Each year, the Winning the West poll by the Center for Western Priorities demonstrates that public land conservation is a winning campaign issue throughout the West. The 2022 poll results demonstrate that connecting with Westerners requires candidates to strike the right balance on public land conservation, clean energy, and recreation issues. Voters in Mountain West swing states like Arizona, Colorado, New Mexico, and Nevada say that conservation issues are of enormous importance to them. Additional polling, such as the Colorado College State of the Rockies Project’s Conservation in the West Poll, demonstrates the same trends: voters in the West are demanding action on conservation and climate change, are increasingly concerned about environmental issues, and want elected officials who align with these priorities.

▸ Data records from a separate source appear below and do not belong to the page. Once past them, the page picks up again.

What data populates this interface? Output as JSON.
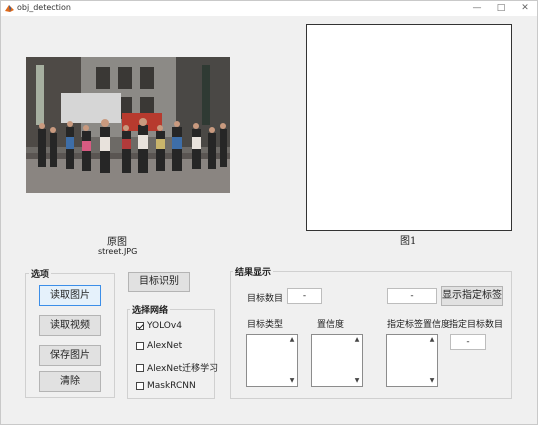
{
  "window": {
    "title": "obj_detection"
  },
  "images": {
    "original_caption": "原图",
    "original_filename": "street.JPG",
    "result_caption": "图1"
  },
  "options_panel": {
    "title": "选项",
    "read_image": "读取图片",
    "read_video": "读取视频",
    "save_image": "保存图片",
    "clear": "清除"
  },
  "detect_button": "目标识别",
  "network_panel": {
    "title": "选择网络",
    "options": [
      "YOLOv4",
      "AlexNet",
      "AlexNet迁移学习",
      "MaskRCNN"
    ],
    "checked": [
      true,
      false,
      false,
      false
    ]
  },
  "results_panel": {
    "title": "结果显示",
    "target_count_label": "目标数目",
    "target_count_value": "-",
    "specified_label_value": "-",
    "show_label_button": "显示指定标签",
    "target_type_label": "目标类型",
    "confidence_label": "置信度",
    "label_confidence_label": "指定标签置信度",
    "specified_count_label": "指定目标数目",
    "specified_count_value": "-"
  }
}
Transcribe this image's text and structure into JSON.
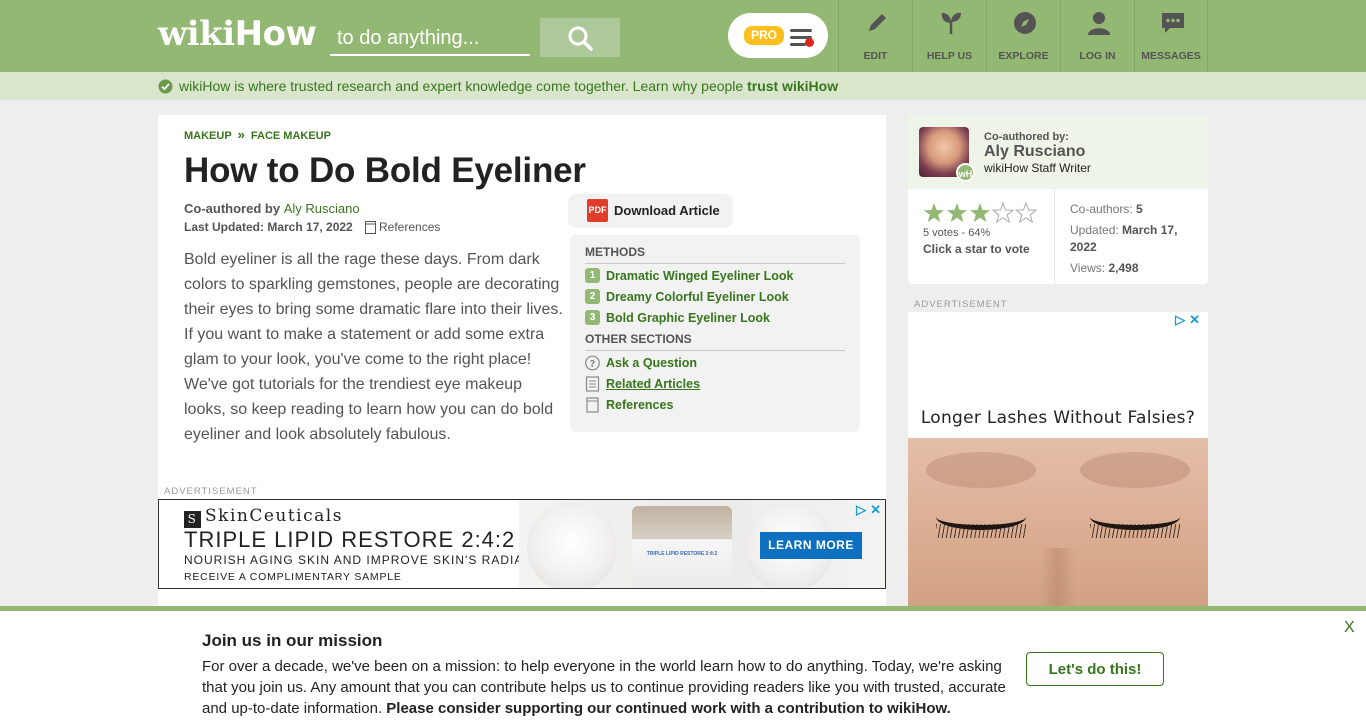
{
  "header": {
    "logo_wiki": "wiki",
    "logo_how": "How",
    "search_placeholder": "to do anything...",
    "pro_badge": "PRO",
    "nav": [
      {
        "label": "EDIT",
        "icon": "pencil-icon"
      },
      {
        "label": "HELP US",
        "icon": "sprout-icon"
      },
      {
        "label": "EXPLORE",
        "icon": "compass-icon"
      },
      {
        "label": "LOG IN",
        "icon": "user-icon"
      },
      {
        "label": "MESSAGES",
        "icon": "chat-bubble-icon"
      }
    ]
  },
  "trust_bar": {
    "text": "wikiHow is where trusted research and expert knowledge come together. Learn why people",
    "link": "trust wikiHow"
  },
  "article": {
    "breadcrumb": [
      "MAKEUP",
      "FACE MAKEUP"
    ],
    "breadcrumb_sep": "»",
    "title": "How to Do Bold Eyeliner",
    "coauthored_label": "Co-authored by",
    "author": "Aly Rusciano",
    "last_updated": "Last Updated: March 17, 2022",
    "references_label": "References",
    "intro": "Bold eyeliner is all the rage these days. From dark colors to sparkling gemstones, people are decorating their eyes to bring some dramatic flare into their lives. If you want to make a statement or add some extra glam to your look, you've come to the right place! We've got tutorials for the trendiest eye makeup looks, so keep reading to learn how you can do bold eyeliner and look absolutely fabulous.",
    "download_label": "Download Article",
    "pdf_label": "PDF",
    "toc": {
      "methods_heading": "METHODS",
      "methods": [
        {
          "num": "1",
          "label": "Dramatic Winged Eyeliner Look"
        },
        {
          "num": "2",
          "label": "Dreamy Colorful Eyeliner Look"
        },
        {
          "num": "3",
          "label": "Bold Graphic Eyeliner Look"
        }
      ],
      "other_heading": "OTHER SECTIONS",
      "other": [
        {
          "label": "Ask a Question",
          "icon": "question-circle-icon"
        },
        {
          "label": "Related Articles",
          "icon": "document-icon"
        },
        {
          "label": "References",
          "icon": "bookmark-icon"
        }
      ]
    }
  },
  "ads": {
    "label": "ADVERTISEMENT",
    "banner": {
      "brand_mark": "S",
      "brand": "SkinCeuticals",
      "headline": "TRIPLE LIPID RESTORE 2:4:2",
      "sub1": "NOURISH AGING SKIN AND IMPROVE SKIN'S RADIANCE",
      "sub2": "RECEIVE A COMPLIMENTARY SAMPLE",
      "cta": "LEARN MORE",
      "jar_text": "TRIPLE LIPID RESTORE 2:4:2"
    },
    "side": {
      "headline": "Longer Lashes Without Falsies?"
    },
    "choices_play": "▷",
    "choices_close": "✕"
  },
  "sidebar": {
    "coauthored_by": "Co-authored by:",
    "author_name": "Aly Rusciano",
    "author_role": "wikiHow Staff Writer",
    "avatar_badge": "wH",
    "rating": {
      "filled": 3,
      "total": 5
    },
    "votes": "5 votes - 64%",
    "click_to_vote": "Click a star to vote",
    "coauthors_label": "Co-authors:",
    "coauthors_value": "5",
    "updated_label": "Updated:",
    "updated_value": "March 17, 2022",
    "views_label": "Views:",
    "views_value": "2,498"
  },
  "mission": {
    "title": "Join us in our mission",
    "body": "For over a decade, we've been on a mission: to help everyone in the world learn how to do anything. Today, we're asking that you join us. Any amount that you can contribute helps us to continue providing readers like you with trusted, accurate and up-to-date information.",
    "body_bold": "Please consider supporting our continued work with a contribution to wikiHow.",
    "button": "Let's do this!",
    "close": "X"
  },
  "colors": {
    "brand_green": "#93b874",
    "link_green": "#38761d",
    "trust_bg": "#d9e6cc",
    "pro_yellow": "#fcbf1e",
    "notification_red": "#e0251c"
  }
}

Polling consistently shows that strong majorities of Western voters are outdoor enthusiasts who care about public lands and consider themselves conservationists. Almost 90 percent of Western voters say they visited public lands in 2021, and almost 80 percent say they support President Joe Biden’s goal of protecting 30 percent of U.S. lands and waters by 2030. Eighty percent of Western voters say they support the creation of new national parks, monuments, wildlife refuges, and protected tribal areas, and 6 in 10 Western swing state voters say the government isn’t doing enough to protect the country’s natural resources.
Finally, conservation action is a winning political tool for the President. According to a 2022 media and polling analysis by the Center for Western Priorities and the Center for American Progress, executive conservation action is wildly popular, cuts through the public’s distrust of Washington, is accessible to broad and bipartisan audiences, and garners incredibly positive media coverage.